Jamaica has an Agriculture Minister named Roger Clarke. He is what Jamaicans would call ‘full-bodied’, ‘big boned’, or in modern slang, ‘fluffy’. If I had been the Prime Minister, I would have chosen someone whose figure did not offer so many easy chances to fling stones, despite his very good credentials in agricultural activities. A man of his girth may well eat rice by the acre, but don’t tell that to your people. That seems Romneyesque, if I could be so unkind.

Even though I’m not ready to accept that Jamaica has a major problem with hunger and food availability, I won’t argue that many people find it hard to put good meals on their plates. Examples abound of people who have this difficulty daily. Jamaica was honored recently for being among 38 countries to have met UN hunger eradication targets earlier than set. So, it seems that we have another of those conundrums with food appearing to be abundant, yet many people claiming hunger, and statistics suggesting that things are getting better.

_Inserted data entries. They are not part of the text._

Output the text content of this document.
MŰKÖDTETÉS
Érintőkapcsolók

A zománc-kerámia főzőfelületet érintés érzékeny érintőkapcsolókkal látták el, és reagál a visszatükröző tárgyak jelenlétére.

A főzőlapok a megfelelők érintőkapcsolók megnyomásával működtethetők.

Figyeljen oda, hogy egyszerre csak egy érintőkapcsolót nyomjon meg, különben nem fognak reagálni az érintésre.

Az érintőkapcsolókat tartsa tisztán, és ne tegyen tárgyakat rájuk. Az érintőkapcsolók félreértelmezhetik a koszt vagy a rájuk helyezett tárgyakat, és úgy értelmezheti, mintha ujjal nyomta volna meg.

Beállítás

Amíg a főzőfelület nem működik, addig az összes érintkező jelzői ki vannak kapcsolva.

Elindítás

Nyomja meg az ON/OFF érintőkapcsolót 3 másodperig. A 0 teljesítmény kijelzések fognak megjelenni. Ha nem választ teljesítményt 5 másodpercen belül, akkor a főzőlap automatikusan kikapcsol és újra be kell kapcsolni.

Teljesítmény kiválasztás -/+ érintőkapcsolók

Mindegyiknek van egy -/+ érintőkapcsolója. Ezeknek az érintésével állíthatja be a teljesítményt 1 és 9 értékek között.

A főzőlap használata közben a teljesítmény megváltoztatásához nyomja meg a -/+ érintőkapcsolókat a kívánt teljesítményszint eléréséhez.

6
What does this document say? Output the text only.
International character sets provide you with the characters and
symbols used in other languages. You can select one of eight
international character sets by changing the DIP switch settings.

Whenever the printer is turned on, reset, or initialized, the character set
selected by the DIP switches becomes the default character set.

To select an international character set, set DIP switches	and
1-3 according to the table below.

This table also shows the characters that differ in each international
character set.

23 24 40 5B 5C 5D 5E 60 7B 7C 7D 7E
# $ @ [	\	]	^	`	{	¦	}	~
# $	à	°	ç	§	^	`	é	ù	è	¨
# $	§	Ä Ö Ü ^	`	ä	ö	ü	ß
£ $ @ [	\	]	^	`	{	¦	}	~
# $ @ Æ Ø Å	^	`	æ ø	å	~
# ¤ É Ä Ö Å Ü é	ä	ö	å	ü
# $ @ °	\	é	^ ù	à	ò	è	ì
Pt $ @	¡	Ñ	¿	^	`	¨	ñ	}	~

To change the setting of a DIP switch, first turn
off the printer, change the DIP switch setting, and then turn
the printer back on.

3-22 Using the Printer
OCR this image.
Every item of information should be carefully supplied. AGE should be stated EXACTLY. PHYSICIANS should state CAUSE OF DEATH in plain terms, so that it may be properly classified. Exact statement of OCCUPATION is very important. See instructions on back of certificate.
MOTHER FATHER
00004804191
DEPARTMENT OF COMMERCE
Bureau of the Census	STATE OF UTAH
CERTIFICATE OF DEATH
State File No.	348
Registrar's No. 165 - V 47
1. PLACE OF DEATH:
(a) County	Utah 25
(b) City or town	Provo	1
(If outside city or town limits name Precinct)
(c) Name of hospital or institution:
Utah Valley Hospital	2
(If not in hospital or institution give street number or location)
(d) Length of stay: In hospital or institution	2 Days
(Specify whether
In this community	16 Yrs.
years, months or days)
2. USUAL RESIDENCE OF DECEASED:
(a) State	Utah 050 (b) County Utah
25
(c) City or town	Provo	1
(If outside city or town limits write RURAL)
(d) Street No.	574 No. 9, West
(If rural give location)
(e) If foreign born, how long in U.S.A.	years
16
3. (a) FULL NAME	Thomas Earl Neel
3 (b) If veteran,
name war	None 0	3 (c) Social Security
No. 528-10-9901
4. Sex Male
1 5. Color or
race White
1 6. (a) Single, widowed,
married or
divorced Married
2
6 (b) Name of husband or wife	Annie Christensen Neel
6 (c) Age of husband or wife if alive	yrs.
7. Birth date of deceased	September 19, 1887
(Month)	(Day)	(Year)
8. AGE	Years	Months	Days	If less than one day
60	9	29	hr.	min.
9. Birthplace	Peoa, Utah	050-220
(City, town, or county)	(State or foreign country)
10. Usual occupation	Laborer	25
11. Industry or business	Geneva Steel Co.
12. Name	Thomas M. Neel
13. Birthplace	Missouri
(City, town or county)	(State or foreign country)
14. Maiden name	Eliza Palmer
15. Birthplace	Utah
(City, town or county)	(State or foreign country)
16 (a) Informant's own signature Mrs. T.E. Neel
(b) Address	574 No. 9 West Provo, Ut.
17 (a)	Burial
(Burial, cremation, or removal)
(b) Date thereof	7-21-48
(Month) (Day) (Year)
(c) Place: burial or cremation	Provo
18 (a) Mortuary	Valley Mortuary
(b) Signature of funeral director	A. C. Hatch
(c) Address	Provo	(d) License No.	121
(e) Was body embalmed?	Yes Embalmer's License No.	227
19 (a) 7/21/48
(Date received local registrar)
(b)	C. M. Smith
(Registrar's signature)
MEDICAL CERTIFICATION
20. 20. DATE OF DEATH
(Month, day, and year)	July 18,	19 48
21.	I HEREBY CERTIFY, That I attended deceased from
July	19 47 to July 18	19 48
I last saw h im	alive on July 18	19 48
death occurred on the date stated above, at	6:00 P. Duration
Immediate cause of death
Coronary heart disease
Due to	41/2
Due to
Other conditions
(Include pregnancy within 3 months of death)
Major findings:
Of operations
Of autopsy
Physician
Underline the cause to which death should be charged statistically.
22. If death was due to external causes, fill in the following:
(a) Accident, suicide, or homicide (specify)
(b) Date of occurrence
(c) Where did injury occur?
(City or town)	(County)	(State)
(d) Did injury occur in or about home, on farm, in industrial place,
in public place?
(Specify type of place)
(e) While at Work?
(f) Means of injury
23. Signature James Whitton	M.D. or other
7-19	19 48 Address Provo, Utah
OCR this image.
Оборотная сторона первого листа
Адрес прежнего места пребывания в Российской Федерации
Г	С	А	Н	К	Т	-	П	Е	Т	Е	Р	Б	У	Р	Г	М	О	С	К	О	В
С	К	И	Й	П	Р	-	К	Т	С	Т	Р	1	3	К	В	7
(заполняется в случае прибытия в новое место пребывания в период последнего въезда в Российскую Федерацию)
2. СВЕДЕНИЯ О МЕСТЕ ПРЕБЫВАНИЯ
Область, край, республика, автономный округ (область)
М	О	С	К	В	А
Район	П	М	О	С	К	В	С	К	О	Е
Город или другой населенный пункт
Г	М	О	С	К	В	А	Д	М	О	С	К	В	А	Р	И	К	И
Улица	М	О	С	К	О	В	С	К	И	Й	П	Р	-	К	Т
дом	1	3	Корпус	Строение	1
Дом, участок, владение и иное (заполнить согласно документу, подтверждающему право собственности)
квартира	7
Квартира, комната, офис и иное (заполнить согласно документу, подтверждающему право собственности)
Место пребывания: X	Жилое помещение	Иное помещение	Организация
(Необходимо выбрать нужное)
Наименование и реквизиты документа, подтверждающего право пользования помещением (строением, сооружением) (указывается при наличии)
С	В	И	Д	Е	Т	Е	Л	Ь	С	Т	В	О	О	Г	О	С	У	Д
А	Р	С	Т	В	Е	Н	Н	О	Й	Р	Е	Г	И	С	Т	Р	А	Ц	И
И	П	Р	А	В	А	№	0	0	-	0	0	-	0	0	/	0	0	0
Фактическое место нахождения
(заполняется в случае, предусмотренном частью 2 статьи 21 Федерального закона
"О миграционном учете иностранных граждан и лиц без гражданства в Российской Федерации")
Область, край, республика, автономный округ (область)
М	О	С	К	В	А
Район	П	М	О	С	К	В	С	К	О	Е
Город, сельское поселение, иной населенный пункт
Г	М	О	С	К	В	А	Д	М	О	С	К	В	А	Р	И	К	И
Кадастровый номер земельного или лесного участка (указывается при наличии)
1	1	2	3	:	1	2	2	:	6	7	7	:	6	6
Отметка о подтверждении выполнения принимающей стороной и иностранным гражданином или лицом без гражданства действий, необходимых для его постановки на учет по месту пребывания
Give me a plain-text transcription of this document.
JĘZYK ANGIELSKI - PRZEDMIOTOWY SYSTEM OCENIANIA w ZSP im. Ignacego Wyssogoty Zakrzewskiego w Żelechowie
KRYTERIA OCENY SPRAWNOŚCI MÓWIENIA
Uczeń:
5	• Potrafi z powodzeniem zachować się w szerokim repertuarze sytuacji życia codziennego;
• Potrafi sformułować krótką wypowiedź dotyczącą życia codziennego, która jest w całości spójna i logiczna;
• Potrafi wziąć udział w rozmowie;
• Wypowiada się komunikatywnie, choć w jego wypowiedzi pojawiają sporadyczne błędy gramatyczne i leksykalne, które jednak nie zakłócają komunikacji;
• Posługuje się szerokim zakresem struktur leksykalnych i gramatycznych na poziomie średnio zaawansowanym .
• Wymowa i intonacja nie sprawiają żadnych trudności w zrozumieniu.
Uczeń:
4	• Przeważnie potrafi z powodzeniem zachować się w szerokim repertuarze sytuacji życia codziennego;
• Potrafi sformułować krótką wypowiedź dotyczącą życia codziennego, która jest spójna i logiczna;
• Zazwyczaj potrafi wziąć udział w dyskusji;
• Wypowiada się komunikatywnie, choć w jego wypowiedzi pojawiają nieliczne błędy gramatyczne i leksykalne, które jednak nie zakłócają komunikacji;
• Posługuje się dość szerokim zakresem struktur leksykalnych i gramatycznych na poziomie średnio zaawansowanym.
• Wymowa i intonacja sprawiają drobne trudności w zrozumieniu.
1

We may also be witnessing situations where people hide behind their social status and pretend that all is well, though they struggle to eat well. I watched a rerun last night of a current affairs program, which looked at the high incidence of skin bleaching in Jamaica, especially amongst some socioeconomic groups, sometimes spending relatively large sums on lightening creams when they struggle to spend money on food or other basics.

Jamaicans will quickly put themselves up as sufferers. Music is often used as the platform for protest. Songs about hunger often gain popularity.

Minister Clarke seems to be too ready to appear out of touch with the so-called sufferers. Right now, he’s having his “let them eat cake” moment, by telling Jamacans not to worry about getting chicken back to cook (about J$80-100 a pound) but should get ready to buy more-expensive meat like oxtail (J$300-400 a pound).


Most North Americans and Europeans may roll their eyes or snigger at the thought that chicken back or ox tail could become such hot potatoes–excuse my mixed metaphor. Aren’t these the stuff of so-called ‘bizarre’ food TV shows? But, these foods are still staples in Jamaica, and in many other parts of the Caribbean. Let’s not get into whether we eat food that others in the developed world may see as only fit for their dogs, these things are much desired here, so don’t take lightly the concerns.

The opposition JLP are crowing that chicken back was much cheaper and more plentiful when they were last in power. The ruling PNP know that their feathers can be ruffled by either an indifferent attitude to the underlying issues or the appearance of inaction, if prices and supplies don’t improve. We may see a rerun of the French revolution, but food riots could easily erupt. PM Portia Simpson-Miller puts herself up as a champion of the poor: the economy in general and food in particular may knock her medal chances as her feet are put to the fire.